Çay üretiminde çalışacak nitelikli işçi bulma konusunda zorlandığını belirten Kayacı, bu sorunu nitelikli mevsimlik işçilerin emeklerinin karşılığını alamadıkları için büyük şehirlere göç etmesine ve çaydan elde edilen kârın maliyeti karşılamamasına bağlıyor. Kayacı, devlet kontrolünde olan çay üretiminin kontenjanın üstüne çıkıldığı takdirde özele fabrikalara değerinin altında satılmak zorunda olduğunu belirtiyor. Emek ve maliyet ele alındığında giderlerin çok fazla olduğunu belirterek bölgesinin iklim koşulları ve verimli tarım arazileri doğrultusunda bu hasadın daha iyi şartlarda devam etmesi gerektiğini savunuyor.

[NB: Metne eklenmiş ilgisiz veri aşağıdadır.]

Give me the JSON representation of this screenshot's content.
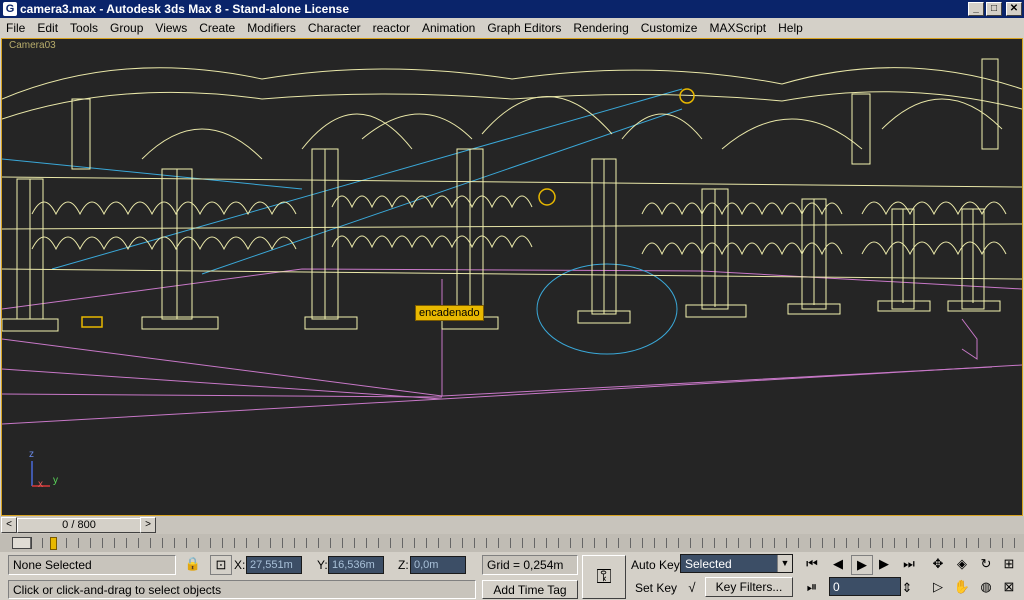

Çay üreticisi Hayrettin Kayacı’nın oğlu Taha Kayacı “Çay üretiminde verimi arttırabilmek için gübreleme ve yabani otları temizlemeye özen göstermek gerekiyor. Çay soğuğu ve yağmuru seven bir tarım ürünü hava şartlarındaki beklenmeyen değişimler ve bölgenin engebeli coğrafyası hasat sürecini doğrudan olumsuz yönde etkileyebiliyor. Çay diğer tarım ürünlerinden farklı olarak Mayıs, Haziran ve Temmuz ayında üç sürümde hasadı yapılan bir ürün. Bu nedenle daha fazla emek ve iş gücüne ihtiyaç duyuyoruz. Üç sürümden oluşan hasat sürecinin her sürümünde nitelikli mevsimlik işçilere ihtiyaç duyuyoruz. Çay hasadı yapıldıktan sonra bekletilmeden satılması gereken bir ürün çünkü beklenmeyen sıcaklık artışları çayın yanmasına neden olabiliyor. Bu nedenle hasat sürecini hızlı ve verimli bir şekilde nitelikli yevmiyecilerle gerçekleştirmemiz gerekiyor. Bölgedeki çoğu nitelikli mevsimlik işçilerin büyük şehirlere göç etmesi sebebiyle günlük 1500 lira yevmiyeye çalışacak işçi bulamıyoruz” vurgusuyla nitelikli mevsimlik işçilerin belirlenen günlük ücret karşılığında çalışmadığını ve bu sebeple hasat zamanında aksaklıklar yaşadıklarını ifade ediyor.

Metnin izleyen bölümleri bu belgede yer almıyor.